Dhar Rajat, Yuan Kristy, Kulik Tobias, Chen Yasheng, Heitsch Laura, An Hongyu, Ford Andria, Lee Jin-Moo
Department of Neurology, Washington University School of Medicine, 660 S. Euclid Ave, Box 8111, St. Louis, MO, USA.
Department of Radiology, University of North Carolina, Chapel Hill, NC, USA.
Neurocrit Care. 2016 Jun;24(3):420-7. doi: 10.1007/s12028-015-0204-z.
Malignant cerebral edema (CED) complicates at least 20 % of large hemispheric infarcts (LHI) and may result in neurological deterioration or death. Midline shift (MLS) is a standard but crude measure of edema severity. We propose that volumetric analysis of shifts in cerebrospinal fluid (CSF) over time provides a reliable means of quantifying the spectrum of edema severity after LHI.
We identified 38 patients from 2008 to 2014 with NIHSS ≥8, baseline CT <6 h after stroke onset, at least 1 follow-up (FU) CT, and no parenchymal hematoma. The volumes of CSF (sulci, ventricles, and cisterns) ipsilateral (IL) and contralateral (CL) to infarct on baseline and FU CTs were quantified by manually assisted outlining with MIPAV image analysis software, as was infarct volume and MLS on FU CTs. Percentage change in CSF volumes (∆CSF) from baseline to FU scans was correlated with MLS and compared in those with vs. without malignant edema (defined as hemicraniectomy, osmotic therapy, or death/neurological deterioration with MLS ≥5 mm).
11 of 38 subjects (29 %) developed malignant edema. Neither baseline NIHSS nor CSF volume differed between those with and without edema (median NIHSS 18 vs. 13, p = 0.12, CSF volume 102 vs. 124 ml, p = 0.16). Inter-rater reliability for CSF measurements was excellent (intraclass correlation coefficient 0.97). ∆CSF correlated strongly with MLS at peak edema (r = -0.75), even adjusting for infarct volume (p = 0.009). ∆CSF was also greater in those with malignant edema [-55 % (IQR -49 to -62) vs. -36 % (-27 to -45), p = 0.004]. ∆CSF was the greatest within IL sulci [-97 % (-86 to -99) vs. -71 % (-41 to -79), p = 0.002] but also significantly greater within CL sulci in those with malignant edema [-50 % (-29 to -65) vs. -25 % (0 to -31), p = 0.014]. More than half this CSF volume reduction occurred by the time of first FU CT around 24 h after stroke, while MLS rose later.

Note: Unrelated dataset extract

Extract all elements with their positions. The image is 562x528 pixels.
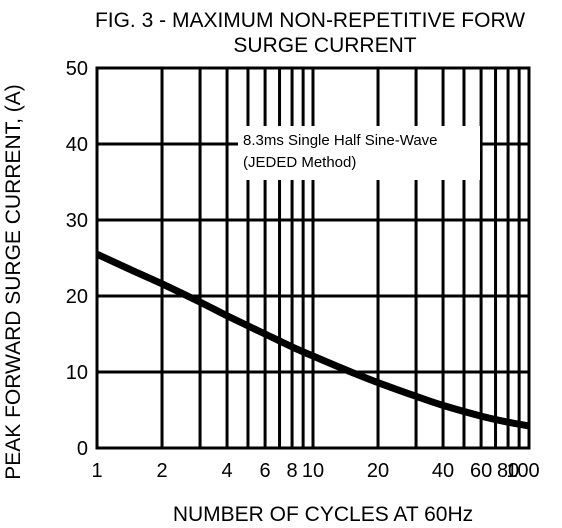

Volumetric CSF analysis reliably quantifies CED and distinguishes those with malignant edema and MLS from those with a more benign course after LHI. ∆CSF may provide an earlier and more sensitive indicator of edema severity across a broader dynamic range than MLS.
恶性脑水肿(CED)使至少20%的大脑半球大面积梗死(LHI)病情复杂化,并可能导致神经功能恶化或死亡。中线移位(MLS)是衡量水肿严重程度的一种标准但粗略的方法。我们提出,随着时间推移对脑脊液(CSF)移位进行容积分析,可为量化LHI后水肿严重程度的范围提供一种可靠方法。
我们确定了2008年至2014年间38例美国国立卫生研究院卒中量表(NIHSS)评分≥8分、卒中发作后基线CT检查<6小时、至少有1次随访(FU)CT检查且无实质内血肿的患者。通过使用MIPAV图像分析软件进行手动辅助勾勒,对基线和FU CT上梗死灶同侧(IL)和对侧(CL)的脑脊液(脑沟、脑室和脑池)容积进行量化,同时对FU CT上的梗死灶容积和MLS进行量化。从基线扫描到FU扫描脑脊液容积的百分比变化(∆CSF)与MLS进行相关性分析,并在有和没有恶性水肿(定义为去骨瓣减压术、渗透性治疗或MLS≥5mm时死亡/神经功能恶化)的患者中进行比较。
38名受试者中有11名(29%)发生了恶性水肿。有水肿和无水肿患者的基线NIHSS评分和脑脊液容积均无差异(NIHSS评分中位数分别为18分和13分,p = 0.12;脑脊液容积分别为102ml和124ml,p = 0.16)。脑脊液测量的评分者间可靠性极佳(组内相关系数为0.97)。在水肿高峰期,∆CSF与MLS密切相关(r = -0.75),即使对梗死灶容积进行校正后也是如此(p = 0.009)。有恶性水肿患者的∆CSF也更大[-55%(四分位间距-49至-62)对-36%(-27至-45),p = 0.004]。IL脑沟内的∆CSF最大[-97%(-86至-99)对-71%(-41至-79),p = 0.002],但有恶性水肿患者的CL脑沟内的∆CSF也显著更大[-50%(-29至-65)对-25%(0至-31),p = 0.014]。超过一半的脑脊液容积减少发生在卒中后约24小时首次FU CT检查时,而MLS稍后上升。
脑脊液容积分析可可靠地量化CED,并区分LHI后有恶性水肿和MLS的患者与病程较良性的患者。与MLS相比,∆CSF可能在更广泛的动态范围内提供一个更早且更敏感的水肿严重程度指标。